Prelude and Fugue on Azmon sets a hymn tune composed by Carl Gotthilf Glaser and originally intended for inclusion in Lowell Mason’s 1839 publication of  the Modern Psalmist.  Its 1850 reemergence in The New Carmina Sacra, and also in Mason’s and George Webb’s Cantica Laudis, is altered in form, with the original quadruple meter (4/4) converted to triple meter (3/2). 

This setting is written in a conservative 19th-Century American Romantic idiom. The prelude opens in G-major with freely imitative writing and closes with a bold statement of the hymn. A fugue subject based on the beginning of the hymn tune's first phrase is introduced in an exposition and followed by a series of episodes and recurring fugal entries, all underpinned by phrase-by-phrase statements of Azmon's tune in an augmented pedal cantus firmus, presented in the subdominant key.  A brief codetta provides a calming close.

Prelude on Nicaea is a noble and stately setting, based on a familiar hymn tune composed by John Bacchus Dykes (1823-1876). It was first published in Hymns Ancient and Modern in 1861, where it appeared with its familiar text, "Holy, holy, holy!,” paired with verses authored by Reginald Heber. In keeping with the Trinitarian nature of the verse, the tune’s traditional name was drawn from the Council of Nicaea (A.D. 325), and the tune itself was likely a permu-tation of a preexisting one, Trinity by name.
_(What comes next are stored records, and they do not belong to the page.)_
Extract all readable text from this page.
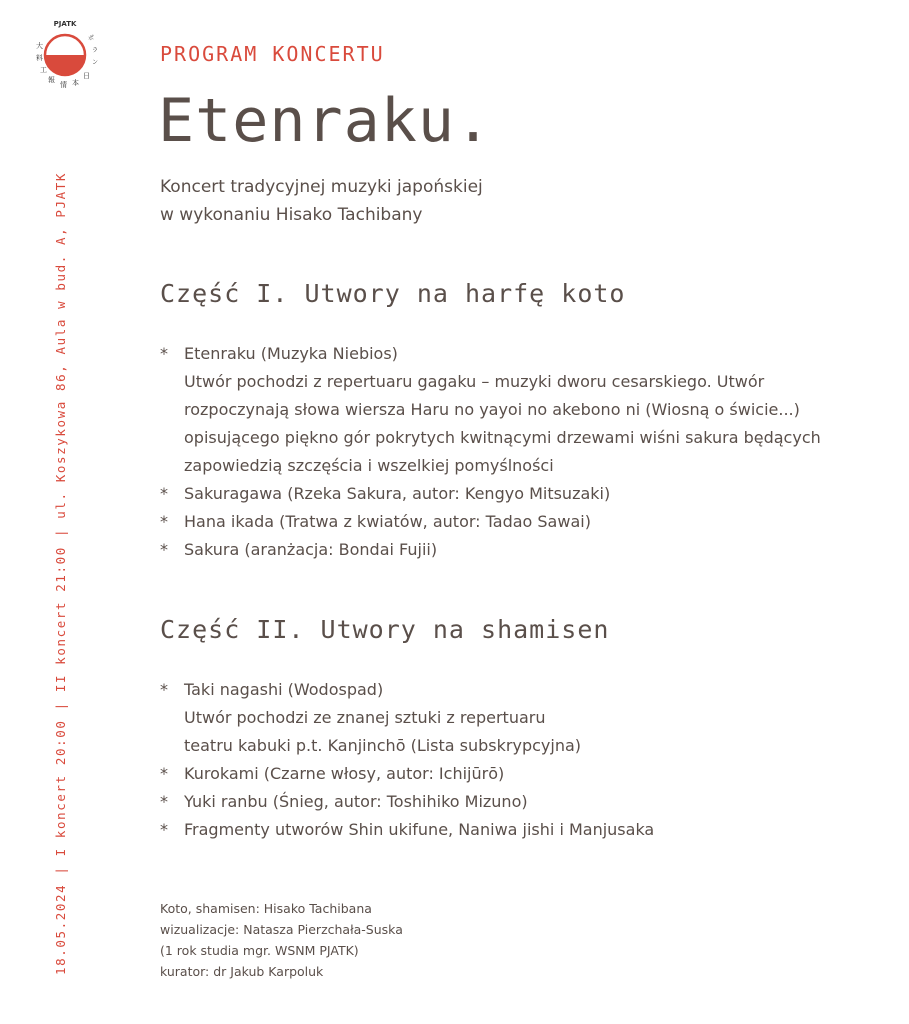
PJATK
大
料
工
報
情 本
日
ポ
ラ
ン
18.05.2024 | I koncert 20:00 | II koncert 21:00 | ul. Koszykowa 86, Aula w bud. A, PJATK
PROGRAM KONCERTU
Etenraku.
Koncert tradycyjnej muzyki japońskiej
w wykonaniu Hisako Tachibany
Część I. Utwory na harfę koto
* Etenraku (Muzyka Niebios)
Utwór pochodzi z repertuaru gagaku – muzyki dworu cesarskiego. Utwór
rozpoczynają słowa wiersza Haru no yayoi no akebono ni (Wiosną o świcie...)
opisującego piękno gór pokrytych kwitnącymi drzewami wiśni sakura będących
zapowiedzią szczęścia i wszelkiej pomyślności
* Sakuragawa (Rzeka Sakura, autor: Kengyo Mitsuzaki)
* Hana ikada (Tratwa z kwiatów, autor: Tadao Sawai)
* Sakura (aranżacja: Bondai Fujii)
Część II. Utwory na shamisen
* Taki nagashi (Wodospad)
Utwór pochodzi ze znanej sztuki z repertuaru
teatru kabuki p.t. Kanjinchō (Lista subskrypcyjna)
* Kurokami (Czarne włosy, autor: Ichijūrō)
* Yuki ranbu (Śnieg, autor: Toshihiko Mizuno)
* Fragmenty utworów Shin ukifune, Naniwa jishi i Manjusaka
Koto, shamisen: Hisako Tachibana
wizualizacje: Natasza Pierzchała-Suska
(1 rok studia mgr. WSNM PJATK)
kurator: dr Jakub Karpoluk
The prelude opens with loosely imitative counterpoint in the manuals, making use of a rich array of dotted rhythms and French overture flourishes. Phrase by phrase, the hymn tune appears as a pedal cantus firmus statement in boldly aug-mented note values, and providing a broad underpinning for the setting.

Five Variation and a Postlude on Stuttgart treats the tune of a familiar Advent hymn. A historical form of the melody can be found in Psalmodia Sacra (Gotha, 1715), a collection edited by Christian Friedrich Witt, who is also thought to be its composer. Stuttgart was subsequently altered to its present state by William Henry Havergal (1793-1870).

Following a brief introduction, the first variation presents the tune in F-major in the tenor register. The melody migrates to the alto and soprano voices for the second variation, remaining in the soprano for a chromatic duet. After the fourth variation's brief contrast of key (D-major), the hymn tune reverts to the tenor voice, and then back to the soprano for a return of tonic (F-major) in the fifth variation. The postlude offers bold pedalpoints underpinning a series of building statements and echoes; it is culminated by a presentation of the entire hymn at a broader tempo, followed in turn by a briefly repeated codetta  figure. The variations and postlude are technically conservative and  readily accessible.